Outro traço do período, segundo o psicólogo, seria a busca constante das pessoas por validação por meio da internet. Para Nabuco, os usuários têm reforçado, no ambiente online, a sensação de recompensa e valorização, por meio de likes (curtidas) no conteúdo que veiculam.
Nabuco destaca como exemplo que, na contemporaneidade, as pessoas não estariam mais se dedicando tanto a postar fotos de celebridades que admiram. Em vez disso, elas estariam mais propensas a publicar imagens delas mesmas, as chamadas selfies, melhoradas com filtros que as embelezam e as aproximam daquilo que idealizam, ainda que tudo se concretize apenas nas aparências.
— Esse mundo virtual oferece absolutamente tudo — disse o especialista.
Nabuco acrescenta que, apesar de o advento de veículos de comunicação ter apavorado outras gerações, as tecnologias atuais o inquietam por terem elevado grau de manipulação.
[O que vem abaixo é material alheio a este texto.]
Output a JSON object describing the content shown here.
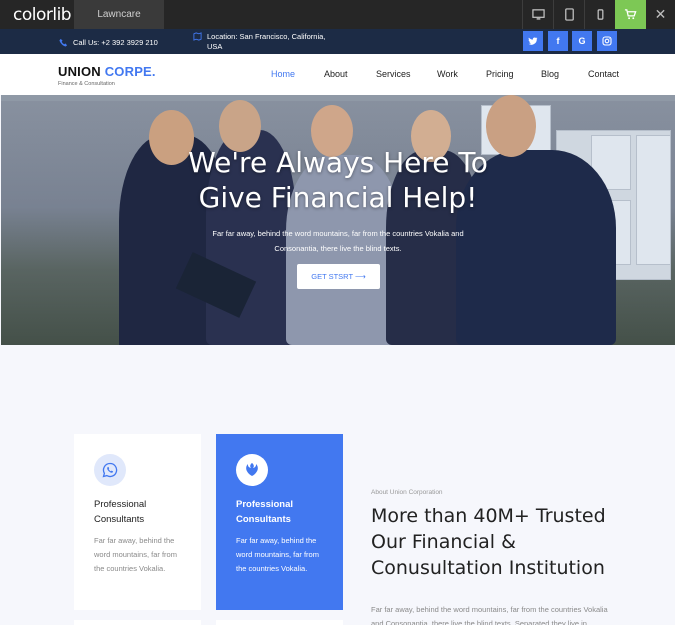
{
  "preview_bar": {
    "logo": "colorlib",
    "theme_tab": "Lawncare",
    "devices": [
      "desktop-icon",
      "tablet-icon",
      "mobile-icon"
    ],
    "cart_icon": "cart-icon",
    "close_label": "✕"
  },
  "topbar": {
    "phone": "Call Us: +2 392 3929 210",
    "location": "Location: San Francisco, California, USA",
    "social": [
      {
        "name": "twitter",
        "glyph": "🐦"
      },
      {
        "name": "facebook",
        "glyph": "f"
      },
      {
        "name": "google",
        "glyph": "G"
      },
      {
        "name": "instagram",
        "glyph": "◎"
      }
    ]
  },
  "brand": {
    "name_part1": "UNION",
    "name_part2": "CORPE.",
    "tagline": "Finance & Consultation"
  },
  "nav": [
    {
      "label": "Home",
      "active": true
    },
    {
      "label": "About",
      "active": false
    },
    {
      "label": "Services",
      "active": false
    },
    {
      "label": "Work",
      "active": false
    },
    {
      "label": "Pricing",
      "active": false
    },
    {
      "label": "Blog",
      "active": false
    },
    {
      "label": "Contact",
      "active": false
    }
  ],
  "hero": {
    "title_line1": "We're Always Here To",
    "title_line2": "Give Financial Help!",
    "subtitle": "Far far away, behind the word mountains, far from the countries Vokalia and Consonantia, there live the blind texts.",
    "button": "GET STSRT ⟶"
  },
  "services": [
    {
      "icon": "whatsapp-icon",
      "title": "Professional Consultants",
      "text": "Far far away, behind the word mountains, far from the countries Vokalia.",
      "highlight": false
    },
    {
      "icon": "rebel-icon",
      "title": "Professional Consultants",
      "text": "Far far away, behind the word mountains, far from the countries Vokalia.",
      "highlight": true
    }
  ],
  "about": {
    "label": "About Union Corporation",
    "title": "More than 40M+ Trusted Our Financial & Conusultation Institution",
    "text": "Far far away, behind the word mountains, far from the countries Vokalia and Consonantia, there live the blind texts. Separated they live in Bookmarksgrove right at the coast of the Semantics."
  },
  "colors": {
    "accent": "#4278f0",
    "topbar": "#1c2b45",
    "preview_bar": "#262626",
    "cart_green": "#7dc855"
  }
}
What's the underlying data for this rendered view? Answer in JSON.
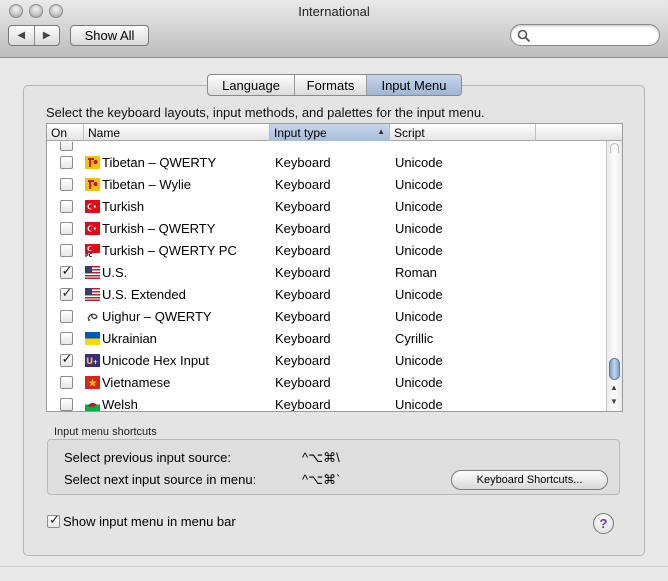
{
  "window": {
    "title": "International"
  },
  "toolbar": {
    "back_icon": "◀",
    "forward_icon": "▶",
    "show_all_label": "Show All",
    "search_placeholder": ""
  },
  "tabs": [
    {
      "label": "Language",
      "active": false
    },
    {
      "label": "Formats",
      "active": false
    },
    {
      "label": "Input Menu",
      "active": true
    }
  ],
  "instruction": "Select the keyboard layouts, input methods, and palettes for the input menu.",
  "table": {
    "headers": {
      "on": "On",
      "name": "Name",
      "input_type": "Input type",
      "script": "Script"
    },
    "sort_indicator": "▲",
    "rows": [
      {
        "checked": false,
        "name": "",
        "type": "",
        "script": "",
        "flag": "none",
        "partial": true
      },
      {
        "checked": false,
        "name": "Tibetan – QWERTY",
        "type": "Keyboard",
        "script": "Unicode",
        "flag": "tibetan"
      },
      {
        "checked": false,
        "name": "Tibetan – Wylie",
        "type": "Keyboard",
        "script": "Unicode",
        "flag": "tibetan"
      },
      {
        "checked": false,
        "name": "Turkish",
        "type": "Keyboard",
        "script": "Unicode",
        "flag": "turkey"
      },
      {
        "checked": false,
        "name": "Turkish – QWERTY",
        "type": "Keyboard",
        "script": "Unicode",
        "flag": "turkey"
      },
      {
        "checked": false,
        "name": "Turkish – QWERTY PC",
        "type": "Keyboard",
        "script": "Unicode",
        "flag": "turkey-pc"
      },
      {
        "checked": true,
        "name": "U.S.",
        "type": "Keyboard",
        "script": "Roman",
        "flag": "us"
      },
      {
        "checked": true,
        "name": "U.S. Extended",
        "type": "Keyboard",
        "script": "Unicode",
        "flag": "us"
      },
      {
        "checked": false,
        "name": "Uighur – QWERTY",
        "type": "Keyboard",
        "script": "Unicode",
        "flag": "uighur"
      },
      {
        "checked": false,
        "name": "Ukrainian",
        "type": "Keyboard",
        "script": "Cyrillic",
        "flag": "ukraine"
      },
      {
        "checked": true,
        "name": "Unicode Hex Input",
        "type": "Keyboard",
        "script": "Unicode",
        "flag": "unicode"
      },
      {
        "checked": false,
        "name": "Vietnamese",
        "type": "Keyboard",
        "script": "Unicode",
        "flag": "vietnam"
      },
      {
        "checked": false,
        "name": "Welsh",
        "type": "Keyboard",
        "script": "Unicode",
        "flag": "wales"
      }
    ]
  },
  "shortcuts": {
    "title": "Input menu shortcuts",
    "previous_label": "Select previous input source:",
    "previous_key": "^⌥⌘\\",
    "next_label": "Select next input source in menu:",
    "next_key": "^⌥⌘`",
    "button_label": "Keyboard Shortcuts..."
  },
  "show_menu": {
    "label": "Show input menu in menu bar",
    "checked": true
  },
  "help_label": "?"
}
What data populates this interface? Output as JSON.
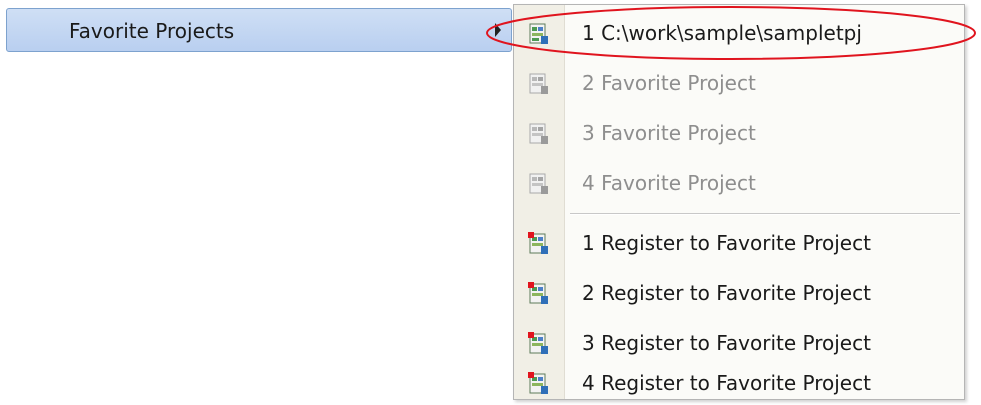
{
  "parent_menu": {
    "label": "Favorite Projects"
  },
  "submenu": {
    "favorites": [
      {
        "label": "1 C:\\work\\sample\\sampletpj",
        "enabled": true,
        "icon": "project-file-icon"
      },
      {
        "label": "2 Favorite Project",
        "enabled": false,
        "icon": "project-file-icon"
      },
      {
        "label": "3 Favorite Project",
        "enabled": false,
        "icon": "project-file-icon"
      },
      {
        "label": "4 Favorite Project",
        "enabled": false,
        "icon": "project-file-icon"
      }
    ],
    "register": [
      {
        "label": "1 Register to Favorite Project",
        "enabled": true,
        "icon": "register-project-icon"
      },
      {
        "label": "2 Register to Favorite Project",
        "enabled": true,
        "icon": "register-project-icon"
      },
      {
        "label": "3 Register to Favorite Project",
        "enabled": true,
        "icon": "register-project-icon"
      },
      {
        "label": "4 Register to Favorite Project",
        "enabled": true,
        "icon": "register-project-icon"
      }
    ]
  },
  "colors": {
    "highlight_ellipse": "#e0141e",
    "parent_highlight": "#c3d6f2",
    "disabled_text": "#8e8e8e"
  }
}
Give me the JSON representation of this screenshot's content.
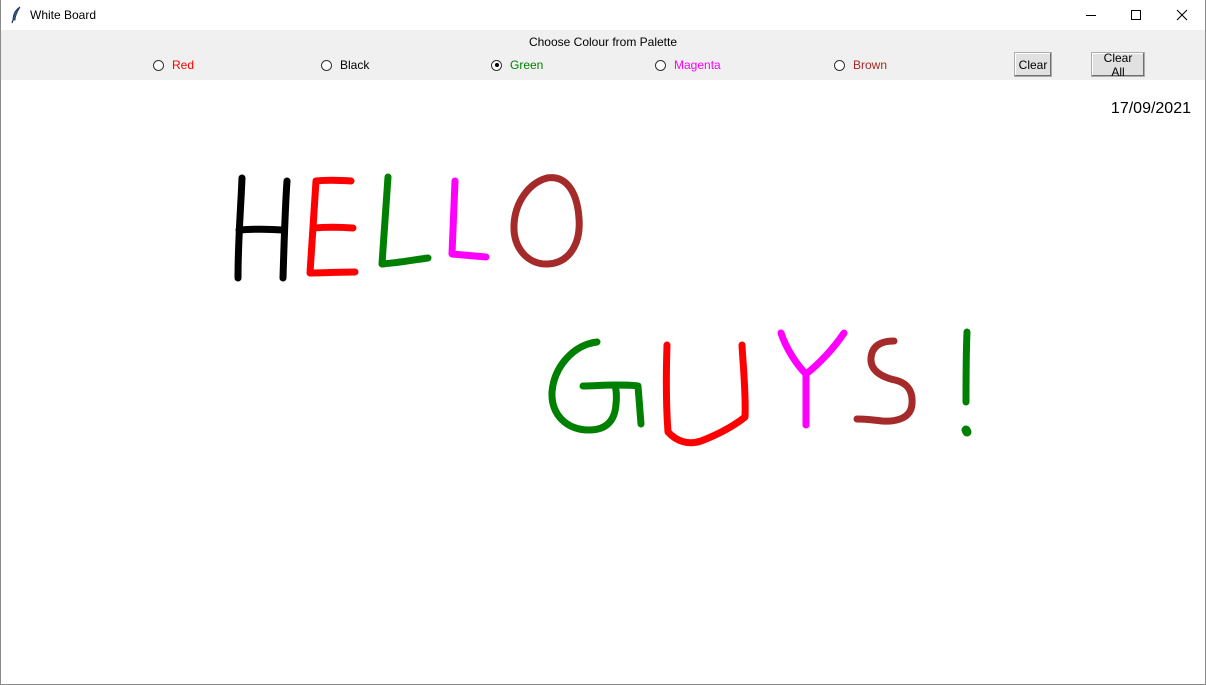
{
  "window": {
    "title": "White Board"
  },
  "palette": {
    "title": "Choose Colour from Palette",
    "options": [
      {
        "label": "Red",
        "color": "#ff0000",
        "checked": false
      },
      {
        "label": "Black",
        "color": "#000000",
        "checked": false
      },
      {
        "label": "Green",
        "color": "#008000",
        "checked": true
      },
      {
        "label": "Magenta",
        "color": "#ff00ff",
        "checked": false
      },
      {
        "label": "Brown",
        "color": "#a52a2a",
        "checked": false
      }
    ],
    "selected": "Green"
  },
  "toolbar": {
    "clear_label": "Clear",
    "clear_all_label": "Clear All"
  },
  "canvas": {
    "date": "17/09/2021",
    "strokes": [
      {
        "name": "letter-h",
        "color": "#000000"
      },
      {
        "name": "letter-e",
        "color": "#ff0000"
      },
      {
        "name": "letter-l1",
        "color": "#008000"
      },
      {
        "name": "letter-l2",
        "color": "#ff00ff"
      },
      {
        "name": "letter-o",
        "color": "#a52a2a"
      },
      {
        "name": "letter-g",
        "color": "#008000"
      },
      {
        "name": "letter-u",
        "color": "#ff0000"
      },
      {
        "name": "letter-y",
        "color": "#ff00ff"
      },
      {
        "name": "letter-s",
        "color": "#a52a2a"
      },
      {
        "name": "exclamation",
        "color": "#008000"
      }
    ]
  },
  "icons": {
    "app": "feather-icon",
    "minimize": "minimize-icon",
    "maximize": "maximize-icon",
    "close": "close-icon"
  }
}
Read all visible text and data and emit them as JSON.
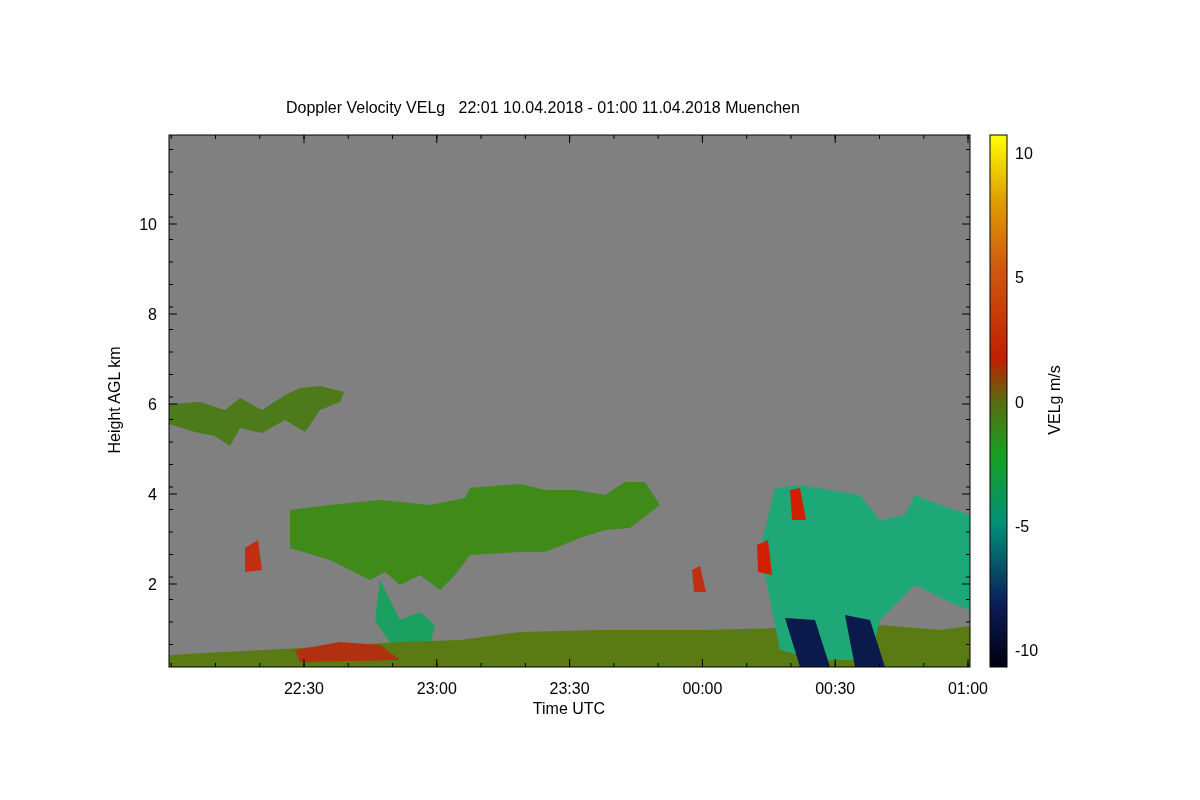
{
  "title": "Doppler Velocity VELg   22:01 10.04.2018 - 01:00 11.04.2018 Muenchen",
  "plot": {
    "ylabel": "Height AGL km",
    "xlabel": "Time UTC",
    "yticks": [
      "10",
      "8",
      "6",
      "4",
      "2"
    ],
    "xticks": [
      "22:30",
      "23:00",
      "23:30",
      "00:00",
      "00:30",
      "01:00"
    ]
  },
  "colorbar": {
    "label": "VELg m/s",
    "ticks": [
      "10",
      "5",
      "0",
      "-5",
      "-10"
    ]
  }
}
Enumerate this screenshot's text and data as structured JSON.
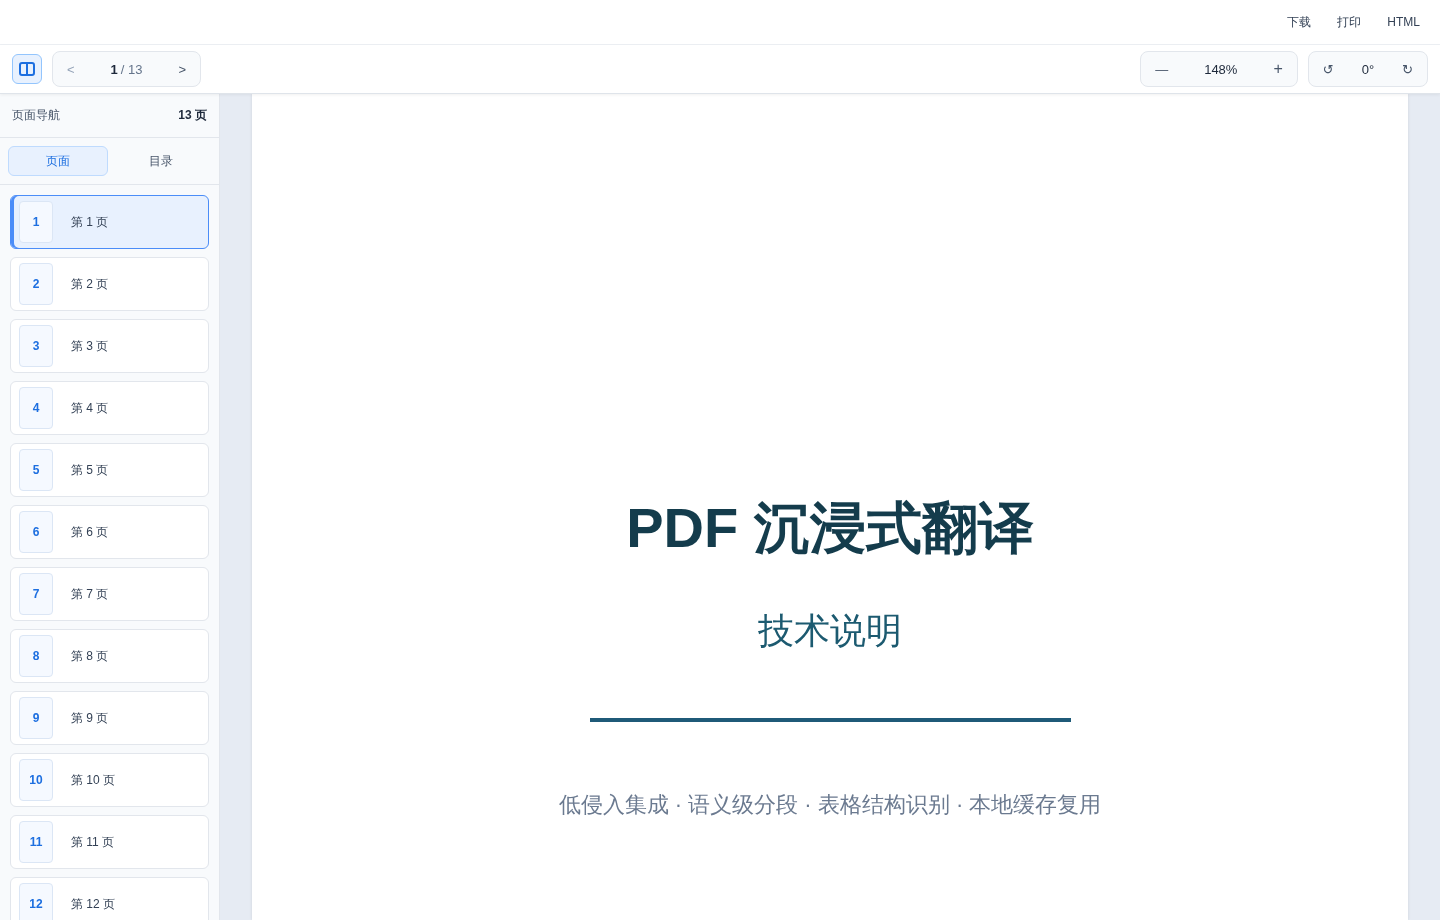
{
  "top_actions": [
    "下载",
    "打印",
    "HTML"
  ],
  "toolbar": {
    "sidebar_toggle": {
      "on": true
    },
    "prev": "<",
    "page_current": "1",
    "page_sep": "/ 13",
    "next": ">",
    "zoom_out": "—",
    "zoom": "148%",
    "zoom_in": "+",
    "rotate_left": "↺",
    "rotation": "0°",
    "rotate_right": "↻"
  },
  "sidebar": {
    "title": "页面导航",
    "count": "13 页",
    "tabs": [
      {
        "label": "页面",
        "selected": true
      },
      {
        "label": "目录",
        "selected": false
      }
    ],
    "pages": [
      {
        "number": "1",
        "label": "第 1 页",
        "selected": true
      },
      {
        "number": "2",
        "label": "第 2 页",
        "selected": false
      },
      {
        "number": "3",
        "label": "第 3 页",
        "selected": false
      },
      {
        "number": "4",
        "label": "第 4 页",
        "selected": false
      },
      {
        "number": "5",
        "label": "第 5 页",
        "selected": false
      },
      {
        "number": "6",
        "label": "第 6 页",
        "selected": false
      },
      {
        "number": "7",
        "label": "第 7 页",
        "selected": false
      },
      {
        "number": "8",
        "label": "第 8 页",
        "selected": false
      },
      {
        "number": "9",
        "label": "第 9 页",
        "selected": false
      },
      {
        "number": "10",
        "label": "第 10 页",
        "selected": false
      },
      {
        "number": "11",
        "label": "第 11 页",
        "selected": false
      },
      {
        "number": "12",
        "label": "第 12 页",
        "selected": false
      }
    ]
  },
  "document": {
    "title": "PDF 沉浸式翻译",
    "subtitle": "技术说明",
    "tagline": "低侵入集成 · 语义级分段 · 表格结构识别 · 本地缓存复用"
  }
}
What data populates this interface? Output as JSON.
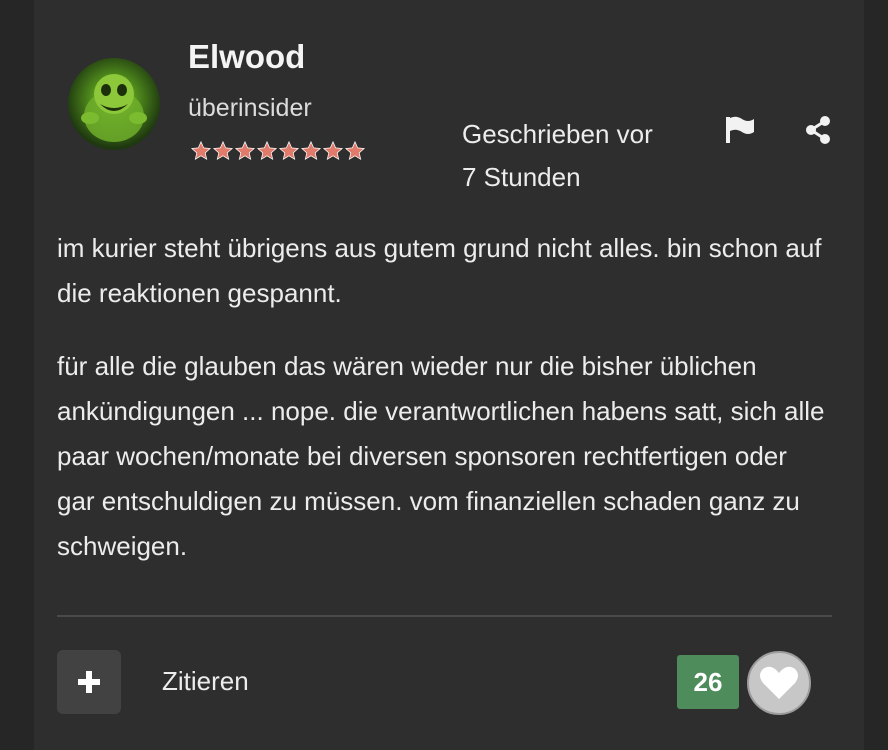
{
  "post": {
    "author": {
      "name": "Elwood",
      "rank": "überinsider",
      "stars": 8,
      "avatar_icon": "green-ghost-avatar"
    },
    "timestamp_line1": "Geschrieben vor",
    "timestamp_line2": "7 Stunden",
    "actions": {
      "flag_icon": "flag-icon",
      "share_icon": "share-icon"
    },
    "paragraphs": [
      "im kurier steht übrigens aus gutem grund nicht alles. bin schon auf die reaktionen gespannt.",
      "für alle die glauben das wären wieder nur die bisher üblichen ankündigungen ... nope. die verantwortlichen habens satt, sich alle paar wochen/monate bei diversen sponsoren rechtfertigen oder gar entschuldigen zu müssen. vom finanziellen schaden ganz zu schweigen."
    ],
    "footer": {
      "plus_icon": "plus-icon",
      "quote_label": "Zitieren",
      "reaction_count": "26",
      "like_icon": "heart-icon"
    }
  },
  "colors": {
    "page_bg": "#262626",
    "post_bg": "#2e2e2e",
    "star_color": "#e07a6a",
    "reaction_bg": "#4f8c5c",
    "like_bg": "#c7c7c7"
  }
}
Na sua opinião, a vigilância de empresas em torno dos usuários propicia exageros, já que os induz a permanecer por mais tempo em ambientes online, oferecendo conteúdos que cabem perfeitamente em seu rol de interesse.
— Quando surgiu o jornal, minha mãe falava que muita gente dizia que ia perder as relações por conta dele. Quando chegou o telefone, (diziam) "meu Deus, vai amputar aspectos importantes dos relacionamentos". É uma tecnologia neutra. Isso vai depender absolutamente da forma como você utiliza. As pesquisas têm mostrado que as empresas estão trabalhando para que, a cada 24 horas, os sistemas de software se tornem mais manipulativos. A cada 24 horas, essas empresas trabalham para sequestrar sua atenção. Quanto mais tempo você ficar, mais tempo elas valem. Elas visam maximizar seu engajamento — opina Nabuco.